Tesla Will Soon Test “Platoons” of Electric, Driverless Trucks on Public Roads
A series of email exchanges between Tesla and Nevada’s Department of Motor Vehicles revealed that Elon Musk’s company is planning to test electric, self-driving trucks. Tesla plans to develop driverless trucks that work as “platoons” on public roads.
Tesla’s Other Self-Driving Vehicle
It’s no secret that Tesla has plans to build an electric semi-truck: the idea was floating around as early as September 2016. CEO and founder Elon Musk confirmed in April this year that an electric truck was indeed in the works, and a working prototype is expected to come out this September. Now, a leaked email exchange between Tesla and the Nevada Department of Motor Vehicles (DMV), seen by Reuters, reveal that the company is developing electric, self-driving semis that move in “platoons” trailing a lead vehicle.
The email conversations dated from May and June 2017 included Tesla and various representatives of the Nevada DMV discussing potential road trials for prototype semis — which could be the first such test run on the city’s roads for autonomous trucks without a person in the cab. In one of these exchanges, Tesla regulatory official Nasser Zamani wrote to DMV official April Sanborn about the agenda for a July 16 meeting.
“To insure we are on the same page, our primary goal is the ability to operate our prototype test trucks in a continuous manner across the state line and within the States of Nevada and California in a platooning and/or Autonomous mode without having a person in the vehicle,” Zamani wrote. Then, on July 10, Zamani asked the DMV for testing license terms. No particular date was mentioned, however, as to when this road testing would be.
Nevada DMV spokesperson Jessica Gonzalez told Reuters that Tesla requested for a meeting with California officials on Wednesday “to talk about Tesla’s efforts with autonomous trucks,” as well as to introduce new staff.
The Road to Autonomous Trucks
Tesla is hardly the first to work on developing driverless trucks. Its most popular competition comes from Uber and Waymo, Google’s former autonomous vehicle development company now under its parent firm Alphabet Inc. Both Uber, working with startup Otto, and Waymo have already done tests with their self-driving trucks, which puts Tesla a little bit behind. European luxury car brand Mercedes Benz also revealed back in 2015 that it’s working on its own driverless truck, as well as an autonomous bus.
There are also a number of Silicon Valley startups working on platooning technology for fleets of long-haul trucks. Among these is automated vehicle technology company Peloton, whose current work involves several truck makers including Volvo. Peloton considers platooning as an important precursor to autonomy when it comes to long-haul driverless trucks, in order to increase safety and efficiency.
With all these efforts, it seems that self-driving trucks are close to becoming a reality. Yet Tesla is unique in developing an all-electric version — and for good reason.
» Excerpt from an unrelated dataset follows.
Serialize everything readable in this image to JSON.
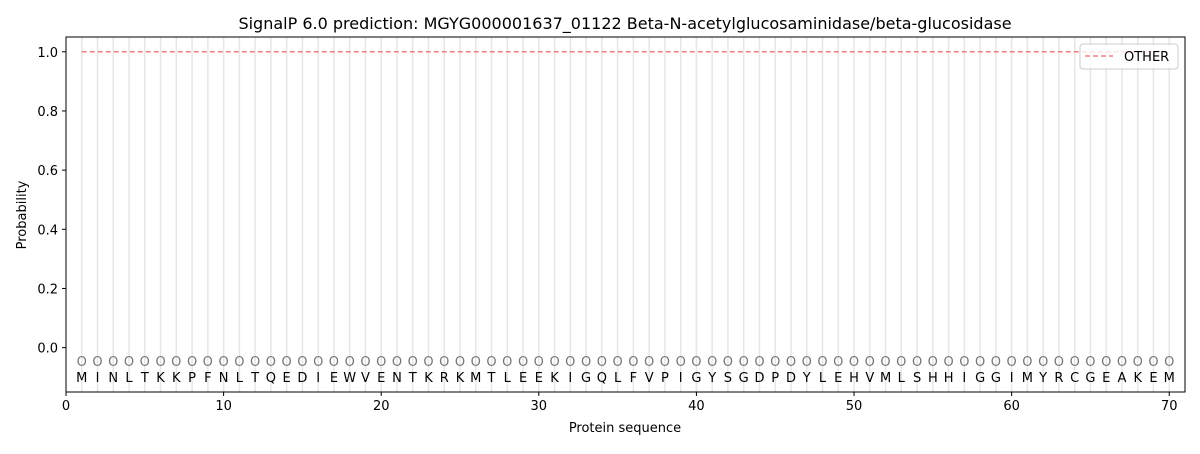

One of the greatest challenges truck manufacturers and autonomous vehicle companies face is battery range limitations. Venkat Viswanathan, a lithium ion battery researcher from Carnegie Mellon, told Reuters that long-haul electric trucks aren’t commercially feasible yet. Such trucks would require huge batteries, he said, so the “cargo essentially becomes the battery.”
Perhaps this is an area where Tesla has an edge over its competitors, thanks to its experience with developing powerful batteries. In any case, with barely a month before the promised prototype, we can’t wait to see just what Musk’s electric autonomous semi could offer. If you’re driving through Nevada, keep an eye out — the road testing might soon follow afterwards.